8. Risiken und Nebenwirkungen von Medizinalcannabis
In Deutschland wird medizinisches Cannabis zunehmend als Therapie bei Schlafstörungen eingesetzt. Im Rahmen einer verantwortungsbewussten Therapie ist es wichtig, sowohl die therapeutisch nützlichen Effekte als auch mögliche Risiken zu berücksichtigen.
Ein wesentlicher Unterschied besteht zwischen THC und anderen Cannabinoiden. Die psychoaktiven Effekte, die bei manchen Personen auftreten, sind meist auf hohe THC-Dosen zurückzuführen. THC kann neben Stimmungsaufhellenden Effekten in dosisabhängiger Weise auch unerwünschte Nebenwirkungen wie Dysphorie,
Paranoia, Verwirrung sowie körperliche Symptome wie Schwindel, Müdigkeit, Mundtrockenheit, Übelkeit und Gedächtnisprobleme verursachen [26].
Andere Cannabinoide wie Cannabidiol (CBD) bieten therapeutische Vorteile, ohne bei hohen Dosierungen zu psychischen Nebenwirkungen zu führen.
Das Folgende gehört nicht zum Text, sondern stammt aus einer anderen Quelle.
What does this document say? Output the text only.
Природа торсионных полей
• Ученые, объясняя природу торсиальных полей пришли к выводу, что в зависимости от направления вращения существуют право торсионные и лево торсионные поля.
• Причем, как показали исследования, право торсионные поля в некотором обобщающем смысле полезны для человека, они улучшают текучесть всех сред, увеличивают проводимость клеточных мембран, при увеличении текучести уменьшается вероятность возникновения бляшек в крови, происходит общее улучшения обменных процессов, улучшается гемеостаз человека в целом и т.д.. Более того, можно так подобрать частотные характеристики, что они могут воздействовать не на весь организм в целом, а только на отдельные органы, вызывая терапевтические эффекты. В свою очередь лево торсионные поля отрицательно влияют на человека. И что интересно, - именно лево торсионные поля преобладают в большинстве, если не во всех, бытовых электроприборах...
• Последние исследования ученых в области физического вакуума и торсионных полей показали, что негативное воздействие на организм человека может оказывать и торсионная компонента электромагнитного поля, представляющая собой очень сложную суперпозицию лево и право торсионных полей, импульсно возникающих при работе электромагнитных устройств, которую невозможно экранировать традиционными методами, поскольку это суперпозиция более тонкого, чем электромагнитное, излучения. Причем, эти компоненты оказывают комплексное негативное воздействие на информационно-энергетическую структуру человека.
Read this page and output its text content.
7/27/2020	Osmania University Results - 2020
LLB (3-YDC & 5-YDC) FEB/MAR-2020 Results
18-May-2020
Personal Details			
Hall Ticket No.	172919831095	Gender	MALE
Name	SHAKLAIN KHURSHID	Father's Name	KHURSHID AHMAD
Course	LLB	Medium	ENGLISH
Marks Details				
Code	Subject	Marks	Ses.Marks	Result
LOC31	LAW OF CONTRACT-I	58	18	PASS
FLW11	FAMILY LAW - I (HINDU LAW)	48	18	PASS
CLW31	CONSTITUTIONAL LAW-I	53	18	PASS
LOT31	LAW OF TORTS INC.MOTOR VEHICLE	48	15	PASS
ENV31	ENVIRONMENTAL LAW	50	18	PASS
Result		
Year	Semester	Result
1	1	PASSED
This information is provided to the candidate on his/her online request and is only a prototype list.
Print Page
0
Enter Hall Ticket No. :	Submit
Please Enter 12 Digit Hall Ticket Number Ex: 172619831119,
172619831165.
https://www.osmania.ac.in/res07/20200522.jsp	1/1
Im Gegenteil: Klinische Studien zeigen, dass CBD in hohen Dosierungen Psychosen bei Schizophrenie lindern kann, indem es die Aktivität des körpereigenen Cannabinoids Anandamid erhöht [27]. Zudem kann CBD die psychoaktiven Effekte von THC reduzieren. Eine randomisierte klinische Studie aus dem Jahr 2010 bestätigte, dass CBD die durch hohe THC-Dosen ausgelösten psychotischen Symptome verringert [28]. Auch Terpene wie z. B. Pinen können durch THC verursachte Nebenwirkungen wie Gedächtnisstörungen mildern [29]. Daher ist die sorgfältige Auswahl von Dosierung, Cannabinoiden und Terpenen entscheidend für eine effektive und sichere Cannabistherapie.